TALLINN, Estonia — Pope Francis said in Estonia Tuesday he is aware of the negative feelings many young people have toward the Catholic Church, as well as their disappointment in a lack of clear denunciation of sexual scandals.
Young people are outraged “by sexual and economic scandals that do not meet with clear condemnation,” he said Sept. 25, and by the Church’s “unpreparedness to really appreciate the lives and sensibilities of the young,” assigning them passive roles.
Addressing youth at an ecumenical gathering in Kaarli Lutheran Church in Tallinn, he said the Church knows “that many young people do not turn to us for anything because they don’t feel we have anything meaningful to say to them.”
He pointed to the instrumentum laboris (working document) of the upcoming synod and what it says young people want from the Church. He said the Church has heard these complaints and wants to be a “transparent, welcoming, honest” community.
Francis met youth on the final day of a four-day trip to the three Baltic states. In Estonia, more than 50% of the population of 1.3 million identify as non-religious.

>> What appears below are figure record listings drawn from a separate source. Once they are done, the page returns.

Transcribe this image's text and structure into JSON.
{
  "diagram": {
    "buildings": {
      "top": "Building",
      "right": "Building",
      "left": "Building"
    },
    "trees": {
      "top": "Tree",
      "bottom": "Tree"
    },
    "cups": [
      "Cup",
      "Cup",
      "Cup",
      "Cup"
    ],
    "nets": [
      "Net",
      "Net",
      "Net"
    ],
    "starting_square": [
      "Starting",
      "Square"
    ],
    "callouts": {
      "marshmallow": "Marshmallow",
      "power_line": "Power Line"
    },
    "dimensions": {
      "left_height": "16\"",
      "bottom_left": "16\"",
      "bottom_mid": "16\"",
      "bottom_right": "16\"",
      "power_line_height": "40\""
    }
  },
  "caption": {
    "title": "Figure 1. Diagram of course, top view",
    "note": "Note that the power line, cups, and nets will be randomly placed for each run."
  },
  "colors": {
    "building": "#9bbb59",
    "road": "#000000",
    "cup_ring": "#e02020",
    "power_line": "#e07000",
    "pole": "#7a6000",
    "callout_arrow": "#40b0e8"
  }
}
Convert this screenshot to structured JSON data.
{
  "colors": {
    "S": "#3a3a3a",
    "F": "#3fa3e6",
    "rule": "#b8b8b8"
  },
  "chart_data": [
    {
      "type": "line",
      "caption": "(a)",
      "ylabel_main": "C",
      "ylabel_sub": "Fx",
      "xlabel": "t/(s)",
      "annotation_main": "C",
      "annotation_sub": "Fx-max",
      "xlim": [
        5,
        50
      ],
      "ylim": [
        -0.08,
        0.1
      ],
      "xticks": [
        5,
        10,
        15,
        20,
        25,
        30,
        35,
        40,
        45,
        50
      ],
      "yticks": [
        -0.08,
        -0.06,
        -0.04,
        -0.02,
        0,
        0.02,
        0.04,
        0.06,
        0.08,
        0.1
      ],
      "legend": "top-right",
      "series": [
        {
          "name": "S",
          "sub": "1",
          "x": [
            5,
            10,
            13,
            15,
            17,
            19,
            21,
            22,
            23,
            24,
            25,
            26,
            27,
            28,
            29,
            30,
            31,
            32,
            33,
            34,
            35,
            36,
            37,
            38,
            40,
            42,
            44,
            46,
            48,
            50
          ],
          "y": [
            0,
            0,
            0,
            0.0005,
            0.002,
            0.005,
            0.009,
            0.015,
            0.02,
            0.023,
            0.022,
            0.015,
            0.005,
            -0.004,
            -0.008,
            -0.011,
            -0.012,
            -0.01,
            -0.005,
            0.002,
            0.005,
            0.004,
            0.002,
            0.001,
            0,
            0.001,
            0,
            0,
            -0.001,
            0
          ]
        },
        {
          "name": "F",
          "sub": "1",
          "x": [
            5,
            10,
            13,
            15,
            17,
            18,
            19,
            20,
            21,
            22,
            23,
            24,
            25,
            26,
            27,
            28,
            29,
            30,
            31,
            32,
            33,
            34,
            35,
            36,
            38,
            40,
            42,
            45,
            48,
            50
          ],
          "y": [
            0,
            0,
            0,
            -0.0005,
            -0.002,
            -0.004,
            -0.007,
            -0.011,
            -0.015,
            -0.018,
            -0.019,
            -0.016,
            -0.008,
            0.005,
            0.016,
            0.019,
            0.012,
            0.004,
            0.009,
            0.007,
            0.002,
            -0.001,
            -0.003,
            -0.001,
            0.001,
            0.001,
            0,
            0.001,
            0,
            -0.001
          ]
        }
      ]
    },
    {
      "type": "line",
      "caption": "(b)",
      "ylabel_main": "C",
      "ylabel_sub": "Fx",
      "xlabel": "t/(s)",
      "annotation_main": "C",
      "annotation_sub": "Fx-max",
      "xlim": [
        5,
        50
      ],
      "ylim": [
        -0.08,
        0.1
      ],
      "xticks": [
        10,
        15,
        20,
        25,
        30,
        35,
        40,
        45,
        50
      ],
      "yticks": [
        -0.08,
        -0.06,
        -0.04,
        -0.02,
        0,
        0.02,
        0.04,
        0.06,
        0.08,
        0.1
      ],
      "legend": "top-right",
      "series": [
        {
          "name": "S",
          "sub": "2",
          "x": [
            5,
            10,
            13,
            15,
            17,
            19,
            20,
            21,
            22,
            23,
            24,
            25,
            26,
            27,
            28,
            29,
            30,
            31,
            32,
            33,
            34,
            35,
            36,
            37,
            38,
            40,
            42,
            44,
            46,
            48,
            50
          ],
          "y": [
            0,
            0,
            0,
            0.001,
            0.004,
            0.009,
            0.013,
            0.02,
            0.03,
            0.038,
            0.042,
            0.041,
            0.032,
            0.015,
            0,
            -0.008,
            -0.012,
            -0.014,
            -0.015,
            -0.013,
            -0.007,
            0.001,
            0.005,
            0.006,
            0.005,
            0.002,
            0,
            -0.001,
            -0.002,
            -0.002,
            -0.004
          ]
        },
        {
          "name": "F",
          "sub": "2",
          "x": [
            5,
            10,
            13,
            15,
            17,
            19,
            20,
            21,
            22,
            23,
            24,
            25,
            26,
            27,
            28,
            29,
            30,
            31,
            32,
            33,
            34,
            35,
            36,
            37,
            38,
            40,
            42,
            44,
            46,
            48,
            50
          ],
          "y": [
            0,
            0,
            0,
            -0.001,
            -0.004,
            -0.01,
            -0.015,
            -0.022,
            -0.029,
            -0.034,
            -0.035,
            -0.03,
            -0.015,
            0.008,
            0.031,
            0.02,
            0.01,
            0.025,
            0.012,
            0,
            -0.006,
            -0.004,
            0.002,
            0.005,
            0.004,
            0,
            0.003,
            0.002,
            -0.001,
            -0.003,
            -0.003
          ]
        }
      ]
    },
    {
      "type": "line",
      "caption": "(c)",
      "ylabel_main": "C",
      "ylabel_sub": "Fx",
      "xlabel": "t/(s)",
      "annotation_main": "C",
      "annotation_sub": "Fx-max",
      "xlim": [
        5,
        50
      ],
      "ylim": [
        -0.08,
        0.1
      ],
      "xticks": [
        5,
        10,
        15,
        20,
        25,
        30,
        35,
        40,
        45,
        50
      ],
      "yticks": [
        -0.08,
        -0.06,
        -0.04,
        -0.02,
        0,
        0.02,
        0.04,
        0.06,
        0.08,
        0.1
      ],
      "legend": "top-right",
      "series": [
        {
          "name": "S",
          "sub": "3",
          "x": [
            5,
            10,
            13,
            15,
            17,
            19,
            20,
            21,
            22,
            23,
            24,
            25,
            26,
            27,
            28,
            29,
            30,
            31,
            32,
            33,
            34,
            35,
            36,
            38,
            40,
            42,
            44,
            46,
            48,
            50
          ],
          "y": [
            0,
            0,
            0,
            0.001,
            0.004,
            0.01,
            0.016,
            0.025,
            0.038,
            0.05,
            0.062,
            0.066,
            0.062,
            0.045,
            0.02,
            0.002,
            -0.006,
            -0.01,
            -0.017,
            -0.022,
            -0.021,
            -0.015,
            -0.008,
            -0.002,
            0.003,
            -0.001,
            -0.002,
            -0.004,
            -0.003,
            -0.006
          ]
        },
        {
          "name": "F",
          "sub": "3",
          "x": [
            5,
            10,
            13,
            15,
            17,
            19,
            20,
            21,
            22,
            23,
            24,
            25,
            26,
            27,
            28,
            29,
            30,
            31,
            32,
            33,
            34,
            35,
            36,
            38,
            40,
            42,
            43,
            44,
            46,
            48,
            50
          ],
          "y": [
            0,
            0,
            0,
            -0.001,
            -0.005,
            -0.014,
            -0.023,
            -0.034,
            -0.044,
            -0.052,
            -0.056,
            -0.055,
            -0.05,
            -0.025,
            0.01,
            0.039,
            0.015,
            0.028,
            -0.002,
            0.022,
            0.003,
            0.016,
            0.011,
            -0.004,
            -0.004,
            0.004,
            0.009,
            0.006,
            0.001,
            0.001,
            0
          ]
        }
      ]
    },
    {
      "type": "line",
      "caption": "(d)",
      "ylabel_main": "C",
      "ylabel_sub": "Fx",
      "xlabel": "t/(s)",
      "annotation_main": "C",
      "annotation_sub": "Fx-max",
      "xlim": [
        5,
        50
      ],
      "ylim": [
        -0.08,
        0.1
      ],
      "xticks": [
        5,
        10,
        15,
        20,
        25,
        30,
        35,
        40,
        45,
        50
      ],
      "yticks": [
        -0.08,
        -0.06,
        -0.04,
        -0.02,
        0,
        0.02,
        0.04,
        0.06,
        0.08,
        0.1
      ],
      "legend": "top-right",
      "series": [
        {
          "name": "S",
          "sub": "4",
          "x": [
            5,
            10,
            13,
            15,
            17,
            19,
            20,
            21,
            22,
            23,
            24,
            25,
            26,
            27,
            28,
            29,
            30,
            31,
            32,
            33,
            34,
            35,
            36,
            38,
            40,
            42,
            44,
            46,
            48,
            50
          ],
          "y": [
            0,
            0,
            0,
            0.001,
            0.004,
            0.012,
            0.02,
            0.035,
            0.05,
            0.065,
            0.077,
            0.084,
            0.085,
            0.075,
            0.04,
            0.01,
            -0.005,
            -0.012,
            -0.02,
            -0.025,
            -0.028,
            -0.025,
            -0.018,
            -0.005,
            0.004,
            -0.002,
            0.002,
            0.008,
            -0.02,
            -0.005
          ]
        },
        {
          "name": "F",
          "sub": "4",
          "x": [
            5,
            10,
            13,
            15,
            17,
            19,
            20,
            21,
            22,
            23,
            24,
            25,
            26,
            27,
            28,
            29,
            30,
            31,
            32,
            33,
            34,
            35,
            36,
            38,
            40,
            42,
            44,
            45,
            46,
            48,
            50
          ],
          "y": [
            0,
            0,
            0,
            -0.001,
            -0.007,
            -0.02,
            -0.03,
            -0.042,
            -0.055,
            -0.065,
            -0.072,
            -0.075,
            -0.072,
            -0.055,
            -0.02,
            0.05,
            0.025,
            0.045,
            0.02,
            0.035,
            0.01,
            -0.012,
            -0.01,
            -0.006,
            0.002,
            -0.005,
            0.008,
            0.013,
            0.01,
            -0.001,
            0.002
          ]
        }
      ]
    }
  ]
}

Eastern Orthodox make up about 16%, and the Lutheran church comprises 10%. According to recent estimates, there are only around 5,000 Catholics in Estonia.
Every religion, at times, finds it easier to talk than to listen and be challenged by what young people are experiencing, the Holy Father said. “Today, I am here to tell you that we want to mourn with you when you mourn, to accompany and support you, to share in your joys, and to help you to be followers of the Lord.”
He urged young people to be fearless and to not believe the messages that say love is dead. “Jesus is still the reason for our being here,” he stated. “We know no greater peace of mind can be found than by letting Jesus carry our burdens.”
“We are united by our faith in Jesus, and he is waiting for us to bring him to all those young people whose lives are no longer meaningful. Let us accept together that newness that God brings to our life, that newness that impels us to set out anew to all those places where humanity is most wounded,” he encouraged.
Before meeting with youth, Francis addressed Estonia’s president, civil authorities and diplomatic corps, highlighting the fact that in the Middle Ages the area was called the “Terra Mariana,” or “Land of Mary.”
This name, he said, is “not simply a part of your history, but also part of your culture,” and like Mary, the land recalls ideas of memory and fruitfulness.
The Pope also reflected on the use of technology and warned against placing too much “trust” in technological progress, which can erode the capacity for “interpersonal, intergenerational and intercultural bonds.”
Consequently, building these bonds is one of the most important obligations; and for those who have power in the political, social, educational and religious spheres, there is a responsibility to combat alienation and foster community and a sense of belonging, he said.
“In this effort, dear friends, I wish to assure you that you can count always on the support and help of Catholic Church, a small community in your midst, yet one most desirous of contributing to the fruitfulness of this land.”